1, 2. (a) Waarom worden doeltreffende illustraties niet gemakkelijk vergeten? (b) Wat voor vormen van illustraties gebruikte Jezus, en welke vragen rijzen er omtrent zijn gebruik van illustraties? (Zie ook voetnoot.)
KUNT u zich een illustratie herinneren die u jaren geleden, misschien in een openbare toespraak, hebt gehoord? Doeltreffende illustraties worden niet gemakkelijk vergeten. Een schrijver merkte op dat illustraties „oren in ogen veranderen en het mogelijk maken dat luisteraars beelden voor de geest komen”. Omdat we vaak het beste in beelden kunnen denken, kunnen illustraties ertoe bijdragen begrippen gemakkelijker te vatten. Illustraties kunnen woorden tot leven brengen en ons lessen leren die stevig in ons geheugen worden geprent.

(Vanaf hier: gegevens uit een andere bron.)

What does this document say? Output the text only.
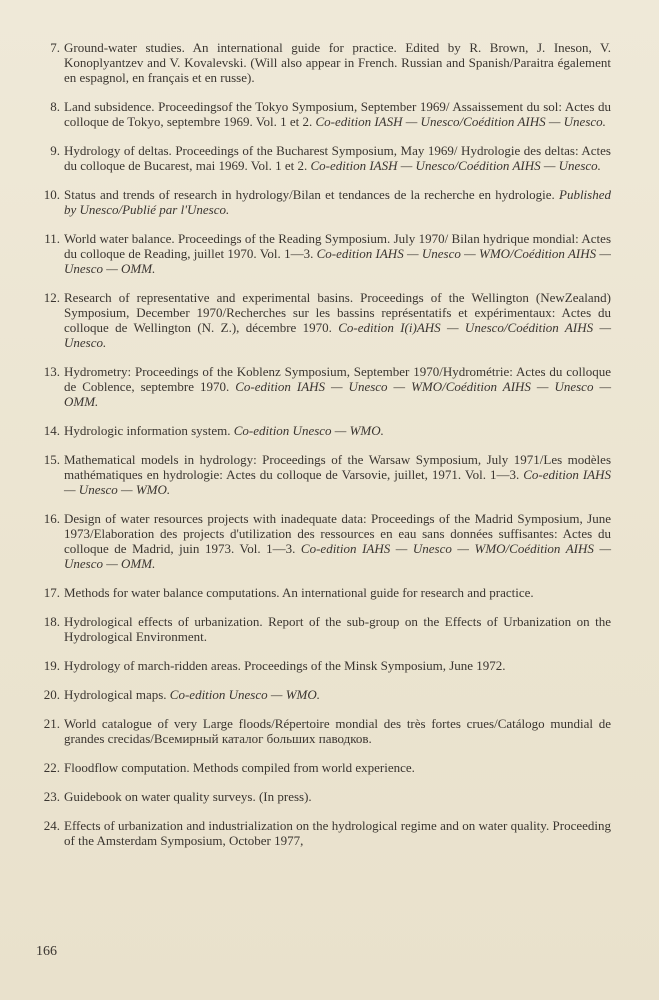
7. Ground-water studies. An international guide for practice. Edited by R. Brown, J. Ineson, V. Konoplyantzev and V. Kovalevski. (Will also appear in French. Russian and Spanish/Paraitra également en espagnol, en français et en russe).
8. Land subsidence. Proceedingsof the Tokyo Symposium, September 1969/ Assaissement du sol: Actes du colloque de Tokyo, septembre 1969. Vol. 1 et 2. Co-edition IASH — Unesco/Coédition AIHS — Unesco.
9. Hydrology of deltas. Proceedings of the Bucharest Symposium, May 1969/ Hydrologie des deltas: Actes du colloque de Bucarest, mai 1969. Vol. 1 et 2. Co-edition IASH — Unesco/Coédition AIHS — Unesco.
10. Status and trends of research in hydrology/Bilan et tendances de la recherche en hydrologie. Published by Unesco/Publié par l'Unesco.
11. World water balance. Proceedings of the Reading Symposium. July 1970/ Bilan hydrique mondial: Actes du colloque de Reading, juillet 1970. Vol. 1—3. Co-edition IAHS — Unesco — WMO/Coédition AIHS — Unesco — OMM.
12. Research of representative and experimental basins. Proceedings of the Wellington (NewZealand) Symposium, December 1970/Recherches sur les bassins représentatifs et expérimentaux: Actes du colloque de Wellington (N. Z.), décembre 1970. Co-edition I(i)AHS — Unesco/Coédition AIHS — Unesco.
13. Hydrometry: Proceedings of the Koblenz Symposium, September 1970/Hydrométrie: Actes du colloque de Coblence, septembre 1970. Co-edition IAHS — Unesco — WMO/Coédition AIHS — Unesco — OMM.
14. Hydrologic information system. Co-edition Unesco — WMO.
15. Mathematical models in hydrology: Proceedings of the Warsaw Symposium, July 1971/Les modèles mathématiques en hydrologie: Actes du colloque de Varsovie, juillet, 1971. Vol. 1—3. Co-edition IAHS — Unesco — WMO.
16. Design of water resources projects with inadequate data: Proceedings of the Madrid Symposium, June 1973/Elaboration des projects d'utilization des ressources en eau sans données suffisantes: Actes du colloque de Madrid, juin 1973. Vol. 1—3. Co-edition IAHS — Unesco — WMO/Coédition AIHS — Unesco — OMM.
17. Methods for water balance computations. An international guide for research and practice.
18. Hydrological effects of urbanization. Report of the sub-group on the Effects of Urbanization on the Hydrological Environment.
19. Hydrology of march-ridden areas. Proceedings of the Minsk Symposium, June 1972.
20. Hydrological maps. Co-edition Unesco — WMO.
21. World catalogue of very Large floods/Répertoire mondial des très fortes crues/Catálogo mundial de grandes crecidas/Всемирный каталог больших паводков.
22. Floodflow computation. Methods compiled from world experience.
23. Guidebook on water quality surveys. (In press).
24. Effects of urbanization and industrialization on the hydrological regime and on water quality. Proceeding of the Amsterdam Symposium, October 1977,
166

2 Geen onderwijzer op aarde is ooit bekwamer geweest in het gebruik van illustraties dan Jezus Christus. De vele gelijkenissen van Jezus worden bijna 2000 jaar nadat ze werden uitgesproken met gemak onthouden.a Waarom maakte Jezus veelvuldig gebruik van deze specifieke onderwijsmethode? En wat maakte zijn illustraties zo doeltreffend?
Waarom Jezus door middel van illustraties onderwees
3. (a) Wat is volgens Mattheüs 13:34, 35 één reden waarom Jezus zich van illustraties bediende? (b) Waardoor wordt aangetoond dat Jehovah deze onderwijsmethode wel naar waarde moet schatten?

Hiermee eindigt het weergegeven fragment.